Archipelago   |   PT  /  ES

The archipelago works as a thinking model that refuses hierarchical systems and totalising visions. Édouard Glissant develops the concept in Poétique de la Relation (1990) and Philosophie de la Relation (2009), setting archipelagic thinking against continental thinking. Continental thought sees the world in blocks, like aerial views that capture entire landscapes at once. Archipelagic thought knows the stones in rivers, the smallest stones and the smallest rivers. It refuses single truths, opens toward the multiple, toward hesitation, toward intuition.

Each island exists in connection with others, without a centre that subordinates them. Islands link through alliances, not lineage. They generate knowledge through contaminations between cultures, times, practices. This relational network is always in motion.

Glissant takes in the rhizome from Deleuze and Guattari, developed in Mille Plateaux (1980). The rhizome differs from the tree. The tree operates through lineage, roots branching from a central axis.
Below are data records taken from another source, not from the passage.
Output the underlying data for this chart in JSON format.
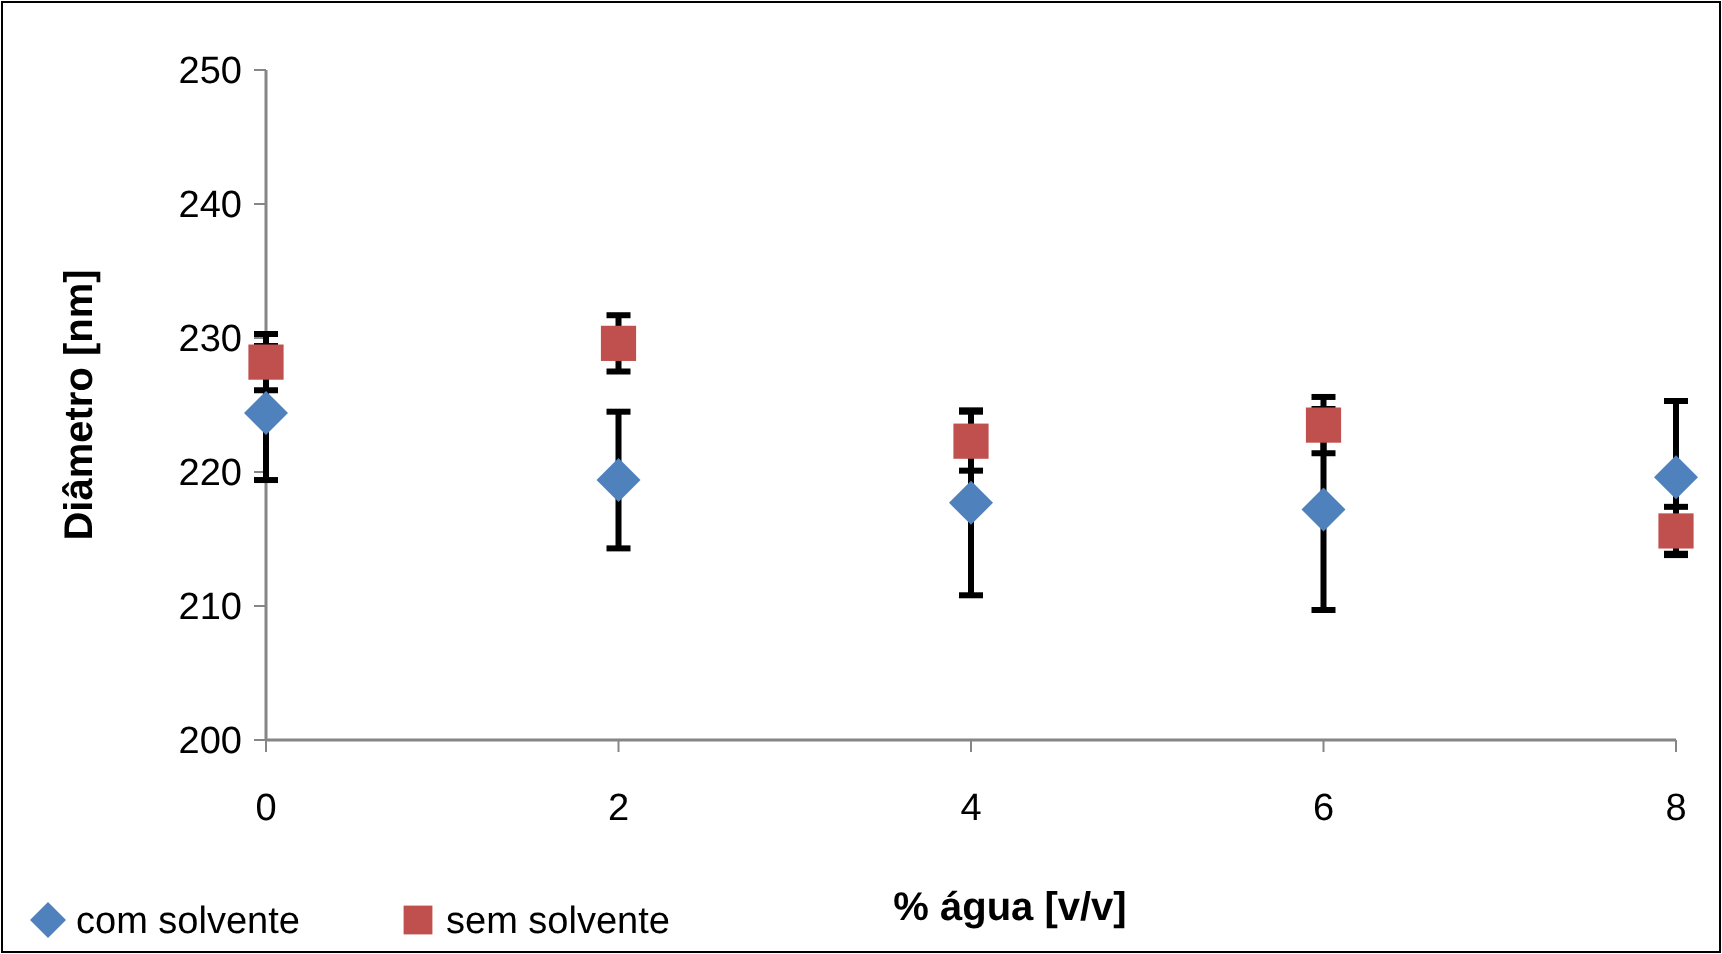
{
  "chart_data": {
    "type": "scatter",
    "xlabel": "% água [v/v]",
    "ylabel": "Diâmetro [nm]",
    "x": [
      0,
      2,
      4,
      6,
      8
    ],
    "xlim": [
      0,
      8
    ],
    "xticks": [
      0,
      2,
      4,
      6,
      8
    ],
    "ylim": [
      200,
      250
    ],
    "yticks": [
      200,
      210,
      220,
      230,
      240,
      250
    ],
    "grid": false,
    "legend": "bottom left",
    "series": [
      {
        "name": "com solvente",
        "color": "#4f81bd",
        "marker": "diamond",
        "values": [
          224.4,
          219.4,
          217.7,
          217.2,
          219.6
        ],
        "errors": [
          5,
          5.1,
          6.9,
          7.5,
          5.7
        ]
      },
      {
        "name": "sem solvente",
        "color": "#c0504d",
        "marker": "square",
        "values": [
          228.2,
          229.6,
          222.3,
          223.5,
          215.6
        ],
        "errors": [
          2.1,
          2.1,
          2.2,
          2.1,
          1.8
        ]
      }
    ]
  }
}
The rhizome operates through alliance, multiple connections where any point links to any other. The tree imposes the verb "to be"; the rhizome runs on the conjunction "and... and... and...". The rhizome can be broken anywhere and resumes along other lines. It has no beginning or end, always in the middle, between things. It operates through multiplicity.

The insular landscape acts as an agent, affects inhabitants, forms constellations between humans and their surroundings. The archipelago favours being-with, a non-anthropocentric relation. It operates through the poetic surfacing of relation in the Here and Now, not through abstraction of universals. For Glissant, each island keeps its own opacity, an irreducible difference, and exists in network with others. Opacity blocks absorption and appropriation, allows coexistence and exchange. Landscape is a relation always in flux between subject and nature, never a static moment.

Thinking as archipelago works with parallel, fragile discourses. Different temporalities coexist, multiple narratives, distinct ways of knowing. Border zones become spaces of invention. This mode of thinking gains urgency in the Anthropocene. Island contexts, with limited resources and vulnerable to climate disruption, develop alternative ways of living. They work around limitations through inventiveness and local resources. They maintain cultural diversity by operating through archipelagic logic.

The archipelago refuses syntheses imposed by globalisation. It opposes closed systems, fundamentalisms, thought that homogenises. It allows thinking difference without hierarchy, diversity without homogenisation, relation without domination. Thinking as archipelago means recognising multiplicities, movements, becomings. Abandoning any claim to absolute truths. Knowledge is circumstantial production, reality is layered, connections form in constant flux. The archipelago offers a model for reimagining human relations, knowledge production, ways of inhabiting the world. It rests on respect for differences, the building of alliances, relational networks open to continuous transformation.